General Science, Mathematics, and Technology

Computers

What is the idea behind “open-source-software”?

Open-source software is computer software where the code (the rules governing its operation) is available for users to modify. This is in contrast to proprietary code, where the software vendor veils the code so users cannot view and, hence, manipulate (or steal) it. The software termed open source is not necessarily free—that is, without charge; authors can charge for its use, usually only nominal fees. According to the Free Software Foundation, “Free software” is a matter of liberty, not price. To understand the concept, you should think of “free” as in “free speech,” not as in “free food.” Free software is a matter of the users’ freedom to run, copy, distribute, study, change, and improve the software. Despite this statement, most of it is available without charge.

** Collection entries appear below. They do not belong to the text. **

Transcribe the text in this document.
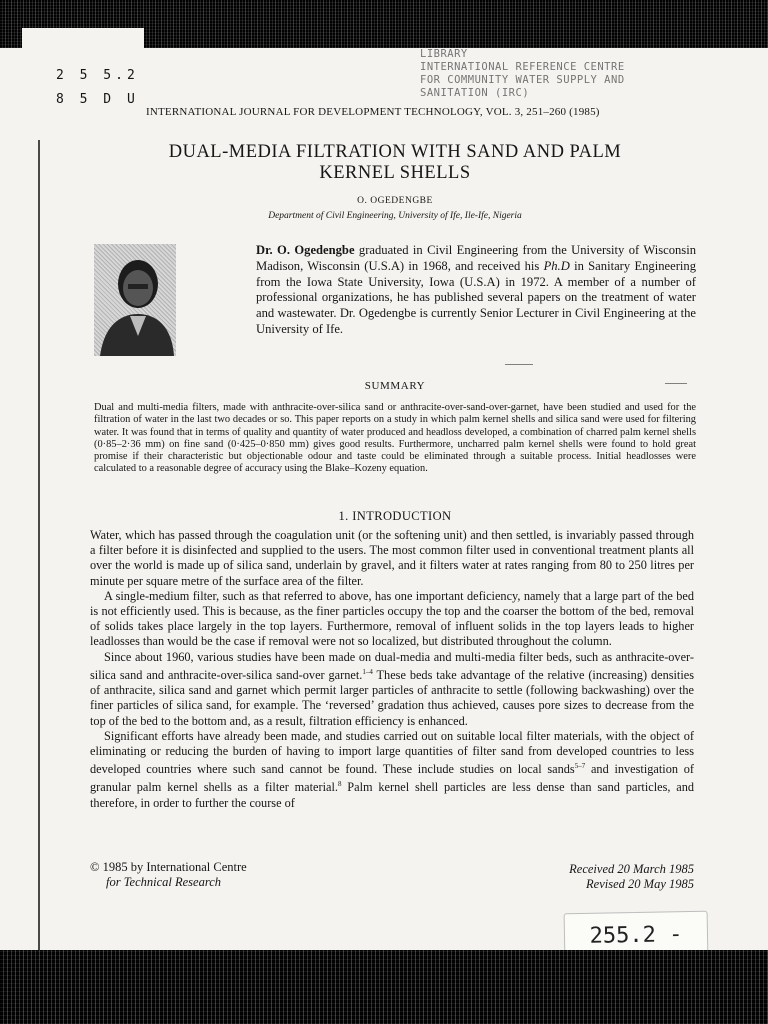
2 5 5.2
8 5 D U
LIBRARY
INTERNATIONAL REFERENCE CENTRE
FOR COMMUNITY WATER SUPPLY AND
SANITATION (IRC)
INTERNATIONAL JOURNAL FOR DEVELOPMENT TECHNOLOGY, VOL. 3, 251–260 (1985)
DUAL-MEDIA FILTRATION WITH SAND AND PALM
KERNEL SHELLS
O. OGEDENGBE
Department of Civil Engineering, University of Ife, Ile-Ife, Nigeria
Dr. O. Ogedengbe graduated in Civil Engineering from the University of Wisconsin Madison, Wisconsin (U.S.A) in 1968, and received his Ph.D in Sanitary Engineering from the Iowa State University, Iowa (U.S.A) in 1972. A member of a number of professional organizations, he has published several papers on the treatment of water and wastewater. Dr. Ogedengbe is currently Senior Lecturer in Civil Engineering at the University of Ife.
SUMMARY
Dual and multi-media filters, made with anthracite-over-silica sand or anthracite-over-sand-over-garnet, have been studied and used for the filtration of water in the last two decades or so. This paper reports on a study in which palm kernel shells and silica sand were used for filtering water. It was found that in terms of quality and quantity of water produced and headloss developed, a combination of charred palm kernel shells (0·85–2·36 mm) on fine sand (0·425–0·850 mm) gives good results. Furthermore, uncharred palm kernel shells were found to hold great promise if their characteristic but objectionable odour and taste could be eliminated through a suitable process. Initial headlosses were calculated to a reasonable degree of accuracy using the Blake–Kozeny equation.
1. INTRODUCTION

Water, which has passed through the coagulation unit (or the softening unit) and then settled, is invariably passed through a filter before it is disinfected and supplied to the users. The most common filter used in conventional treatment plants all over the world is made up of silica sand, underlain by gravel, and it filters water at rates ranging from 80 to 250 litres per minute per square metre of the surface area of the filter.

A single-medium filter, such as that referred to above, has one important deficiency, namely that a large part of the bed is not efficiently used. This is because, as the finer particles occupy the top and the coarser the bottom of the bed, removal of solids takes place largely in the top layers. Furthermore, removal of influent solids in the top layers leads to higher leadlosses than would be the case if removal were not so localized, but distributed throughout the column.

Since about 1960, various studies have been made on dual-media and multi-media filter beds, such as anthracite-over-silica sand and anthracite-over-silica sand-over garnet.$^{1-4}$ These beds take advantage of the relative (increasing) densities of anthracite, silica sand and garnet which permit larger particles of anthracite to settle (following backwashing) over the finer particles of silica sand, for example. The ‘reversed’ gradation thus achieved, causes pore sizes to decrease from the top of the bed to the bottom and, as a result, filtration efficiency is enhanced.

Significant efforts have already been made, and studies carried out on suitable local filter materials, with the object of eliminating or reducing the burden of having to import large quantities of filter sand from developed countries to less developed countries where such sand cannot be found. These include studies on local sands$^{5-7}$ and investigation of granular palm kernel shells as a filter material.$^8$ Palm kernel shell particles are less dense than sand particles, and therefore, in order to further the course of

© 1985 by International Centre
for Technical Research
Received 20 March 1985
Revised 20 May 1985
255.2 -
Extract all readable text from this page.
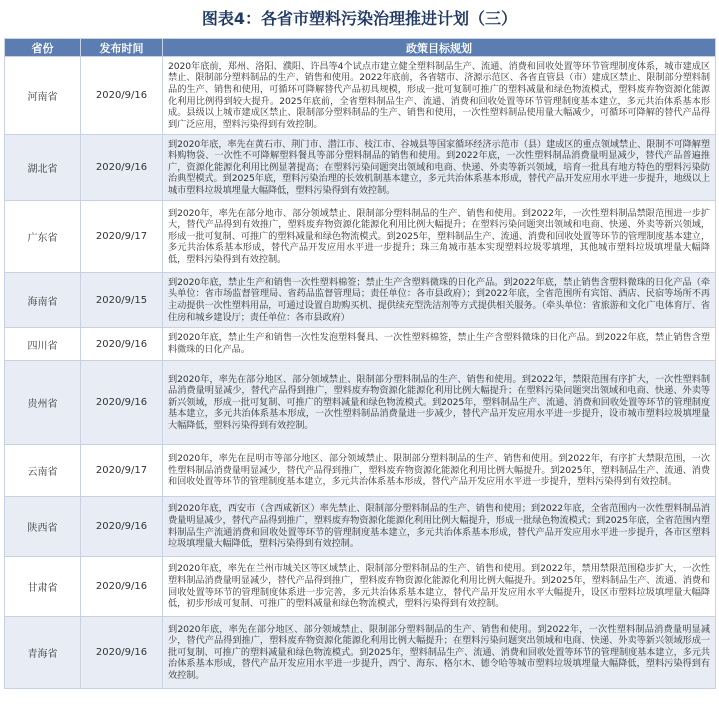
图表4：各省市塑料污染治理推进计划（三）
省份	发布时间	政策目标规划
河南省	2020/9/16	2020年底前，郑州、洛阳、濮阳、许昌等4个试点市建立健全塑料制品生产、流通、消费和回收处置等环节管理制度体系，城市建成区禁止、限制部分塑料制品的生产、销售和使用。2022年底前，各省辖市、济源示范区、各省直管县（市）建成区禁止、限制部分塑料制品的生产、销售和使用，可循环可降解替代产品初具规模，形成一批可复制可推广的塑料减量和绿色物流模式，塑料废弃物资源化能源化利用比例得到较大提升。2025年底前，全省塑料制品生产、流通、消费和回收处置等环节管理制度基本建立，多元共治体系基本形成。县级以上城市建成区禁止、限制部分塑料制品的生产、销售和使用，一次性塑料制品使用量大幅减少，可循环可降解的替代产品得到广泛应用，塑料污染得到有效控制。
湖北省	2020/9/16	到2020年底，率先在黄石市、荆门市、潜江市、枝江市、谷城县等国家循环经济示范市（县）建成区的重点领域禁止、限制不可降解塑料购物袋、一次性不可降解塑料餐具等部分塑料制品的销售和使用。到2022年底，一次性塑料制品消费量明显减少，替代产品普遍推广，资源化能源化利用比例显著提高；在塑料污染问题突出领域和电商、快递、外卖等新兴领域，培育一批具有地方特色的塑料污染防治典型模式。到2025年底，塑料污染治理的长效机制基本建立，多元共治体系基本形成，替代产品开发应用水平进一步提升，地级以上城市塑料垃圾填埋量大幅降低，塑料污染得到有效控制。
广东省	2020/9/17	到2020年，率先在部分地市、部分领域禁止、限制部分塑料制品的生产、销售和使用。到2022年，一次性塑料制品禁限范围进一步扩大，替代产品得到有效推广，塑料废弃物资源化能源化利用比例大幅提升；在塑料污染问题突出领域和电商、快递、外卖等新兴领域，形成一批可复制、可推广的塑料减量和绿色物流模式。到2025年，塑料制品生产、流通、消费和回收处置等环节的管理制度基本建立，多元共治体系基本形成，替代产品开发应用水平进一步提升；珠三角城市基本实现塑料垃圾零填埋，其他城市塑料垃圾填埋量大幅降低，塑料污染得到有效控制。
海南省	2020/9/15	到2020年底，禁止生产和销售一次性塑料棉签；禁止生产含塑料微珠的日化产品。到2022年底，禁止销售含塑料微珠的日化产品（牵头单位：省市场监督管理局、省药品监督管理局；责任单位：各市县政府）；到2022年底，全省范围所有宾馆、酒店、民宿等场所不再主动提供一次性塑料用品，可通过设置自助购买机、提供续充型洗洁剂等方式提供相关服务。（牵头单位：省旅游和文化广电体育厅、省住房和城乡建设厅；责任单位：各市县政府）
四川省	2020/9/16	到2020年底，禁止生产和销售一次性发泡塑料餐具、一次性塑料棉签，禁止生产含塑料微珠的日化产品。到2022年底，禁止销售含塑料微珠的日化产品。
贵州省	2020/9/16	到2020年，率先在部分地区、部分领域禁止、限制部分塑料制品的生产、销售和使用。到2022年，禁限范围有序扩大，一次性塑料制品消费量明显减少，替代产品得到推广，塑料废弃物资源化能源化利用比例大幅提升；在塑料污染问题突出领域和电商、快递、外卖等新兴领域，形成一批可复制、可推广的塑料减量和绿色物流模式。到2025年，塑料制品生产、流通、消费和回收处置等环节的管理制度基本建立，多元共治体系基本形成，一次性塑料制品消费量进一步减少，替代产品开发应用水平进一步提升，设市城市塑料垃圾填埋量大幅降低，塑料污染得到有效控制。
云南省	2020/9/17	到2020年，率先在昆明市等部分地区、部分领域禁止、限制部分塑料制品的生产、销售和使用。到2022年，有序扩大禁限范围，一次性塑料制品消费量明显减少，替代产品得到推广，塑料废弃物资源化能源化利用比例大幅提升。到2025年，塑料制品生产、流通、消费和回收处置等环节的管理制度基本建立，多元共治体系基本形成，替代产品开发应用水平进一步提升，塑料污染得到有效控制。
陕西省	2020/9/16	到2020年底，西安市（含西咸新区）率先禁止、限制部分塑料制品的生产、销售和使用；到2022年底，全省范围内一次性塑料制品消费量明显减少，替代产品得到推广，塑料废弃物资源化能源化利用比例大幅提升，形成一批绿色物流模式；到2025年底，全省范围内塑料制品生产流通消费和回收处置等环节的管理制度基本建立，多元共治体系基本形成，替代产品开发应用水平进一步提升，各市区塑料垃圾填埋量大幅降低，塑料污染得到有效控制。
甘肃省	2020/9/16	到2020年底，率先在兰州市城关区等区域禁止、限制部分塑料制品的生产、销售和使用。到2022年，禁用禁限范围稳步扩大，一次性塑料制品消费量明显减少，替代产品得到推广，塑料废弃物资源化能源化利用比例大幅提升。到2025年，塑料制品生产、流通、消费和回收处置等环节的管理制度体系进一步完善，多元共治体系基本建立，替代产品开发应用水平大幅提升，设区市塑料垃圾填埋量大幅降低，初步形成可复制、可推广的塑料减量和绿色物流模式，塑料污染得到有效控制。
青海省	2020/9/16	到2020年底，率先在部分地区、部分领域禁止、限制部分塑料制品的生产、销售和使用。到2022年，一次性塑料制品消费量明显减少，替代产品得到推广，塑料废弃物资源化能源化利用比例大幅提升；在塑料污染问题突出领域和电商、快递、外卖等新兴领域形成一批可复制、可推广的塑料减量和绿色物流模式。到2025年，塑料制品生产、流通、消费和回收处置等环节的管理制度基本建立，多元共治体系基本形成，替代产品开发应用水平进一步提升，西宁、海东、格尔木、德令哈等城市塑料垃圾填埋量大幅降低，塑料污染得到有效控制。
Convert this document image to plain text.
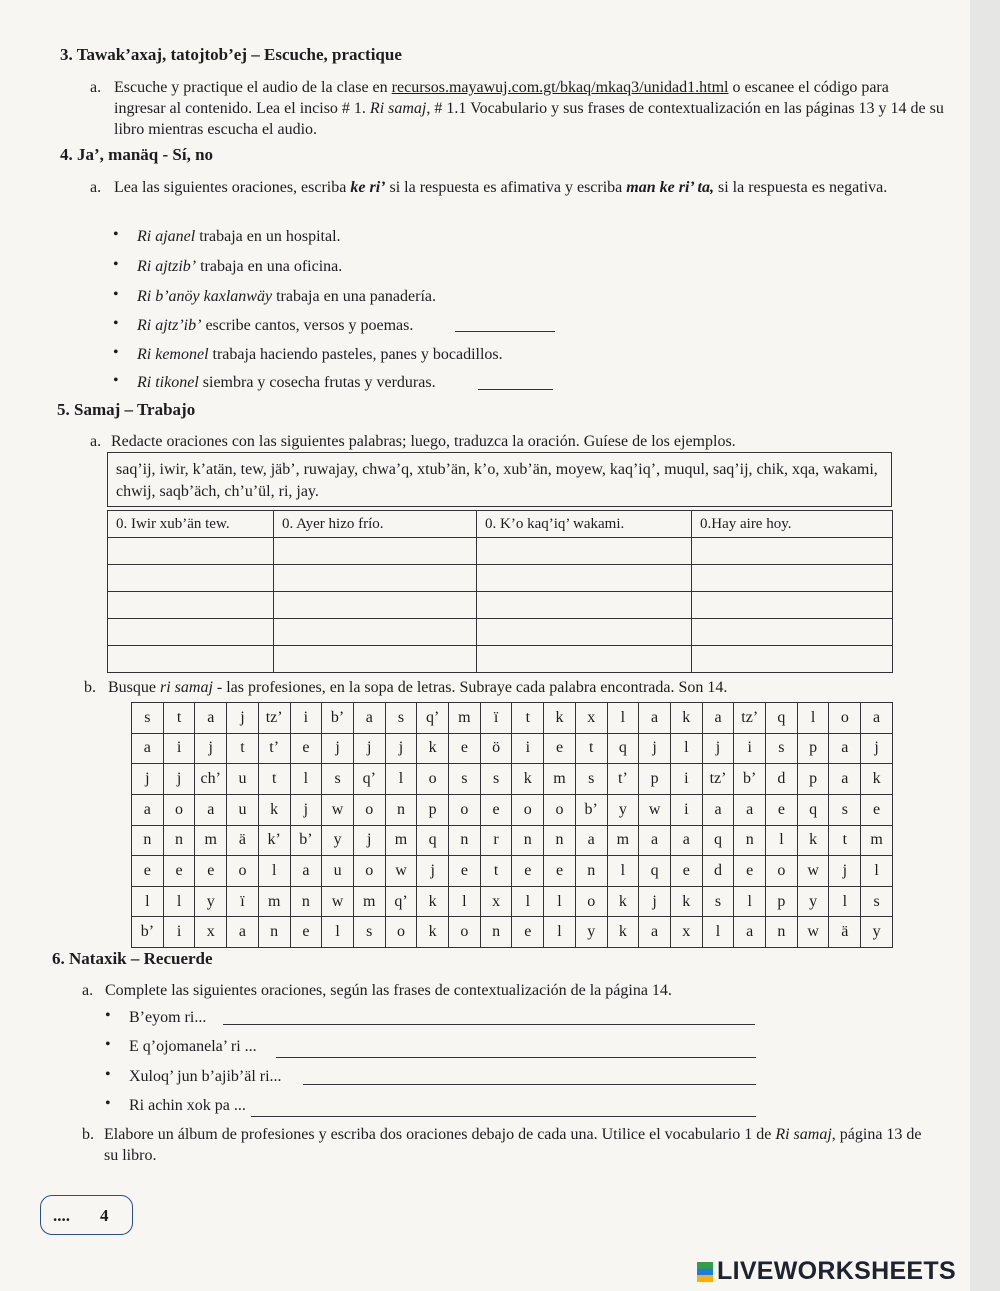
3. Tawak’axaj, tatojtob’ej – Escuche, practique
a. Escuche y practique el audio de la clase en recursos.mayawuj.com.gt/bkaq/mkaq3/unidad1.html o escanee el código para ingresar al contenido. Lea el inciso # 1. Ri samaj, # 1.1 Vocabulario y sus frases de contextualización en las páginas 13 y 14 de su libro mientras escucha el audio.
4. Ja’, manäq - Sí, no
a. Lea las siguientes oraciones, escriba ke ri’ si la respuesta es afimativa y escriba man ke ri’ ta, si la respuesta es negativa.
• Ri ajanel trabaja en un hospital.
• Ri ajtzib’ trabaja en una oficina.
• Ri b’anöy kaxlanwäy trabaja en una panadería.
• Ri ajtz’ib’ escribe cantos, versos y poemas.
• Ri kemonel trabaja haciendo pasteles, panes y bocadillos.
• Ri tikonel siembra y cosecha frutas y verduras.
5. Samaj – Trabajo
a. Redacte oraciones con las siguientes palabras; luego, traduzca la oración. Guíese de los ejemplos.
saq’ij, iwir, k’atän, tew, jäb’, ruwajay, chwa’q, xtub’än, k’o, xub’än, moyew, kaq’iq’, muqul, saq’ij, chik, xqa, wakami, chwij, saqb’äch, ch’u’ül, ri, jay.
0. Iwir xub’än tew.	0. Ayer hizo frío.	0. K’o kaq’iq’ wakami.	0.Hay aire hoy.

b. Busque ri samaj - las profesiones, en la sopa de letras. Subraye cada palabra encontrada. Son 14.
s	t	a	j	tz’	i	b’	a	s	q’	m	ï	t	k	x	l	a	k	a	tz’	q	l	o	a
a	i	j	t	t’	e	j	j	j	k	e	ö	i	e	t	q	j	l	j	i	s	p	a	j
j	j	ch’	u	t	l	s	q’	l	o	s	s	k	m	s	t’	p	i	tz’	b’	d	p	a	k
a	o	a	u	k	j	w	o	n	p	o	e	o	o	b’	y	w	i	a	a	e	q	s	e
n	n	m	ä	k’	b’	y	j	m	q	n	r	n	n	a	m	a	a	q	n	l	k	t	m
e	e	e	o	l	a	u	o	w	j	e	t	e	e	n	l	q	e	d	e	o	w	j	l
l	l	y	ï	m	n	w	m	q’	k	l	x	l	l	o	k	j	k	s	l	p	y	l	s
b’	i	x	a	n	e	l	s	o	k	o	n	e	l	y	k	a	x	l	a	n	w	ä	y
6. Nataxik – Recuerde
a. Complete las siguientes oraciones, según las frases de contextualización de la página 14.
• B’eyom ri...
• E q’ojomanela’ ri ...
• Xuloq’ jun b’ajib’äl ri...
• Ri achin xok pa ...
b. Elabore un álbum de profesiones y escriba dos oraciones debajo de cada una. Utilice el vocabulario 1 de Ri samaj, página 13 de su libro.
.... 4
LIVEWORKSHEETS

Open-source software is usually protected under the notion of “copyleft,” instead of “copyright” law. Copyleft does not mean releasing material to the public domain, nor does it mean near absolute prohibition from copying, like the federal copyright law. Instead, according to the Free Software Foundation, copyleft is a form of protection guaranteeing that whoever redistributes software, whether modified or not, “must pass along the freedom to further copy and share it.” Open source has evolved into a movement of sharing, cooperation, and mutual innovation, ideas that many believe are necessary in today’s cutthroat corporatization of software.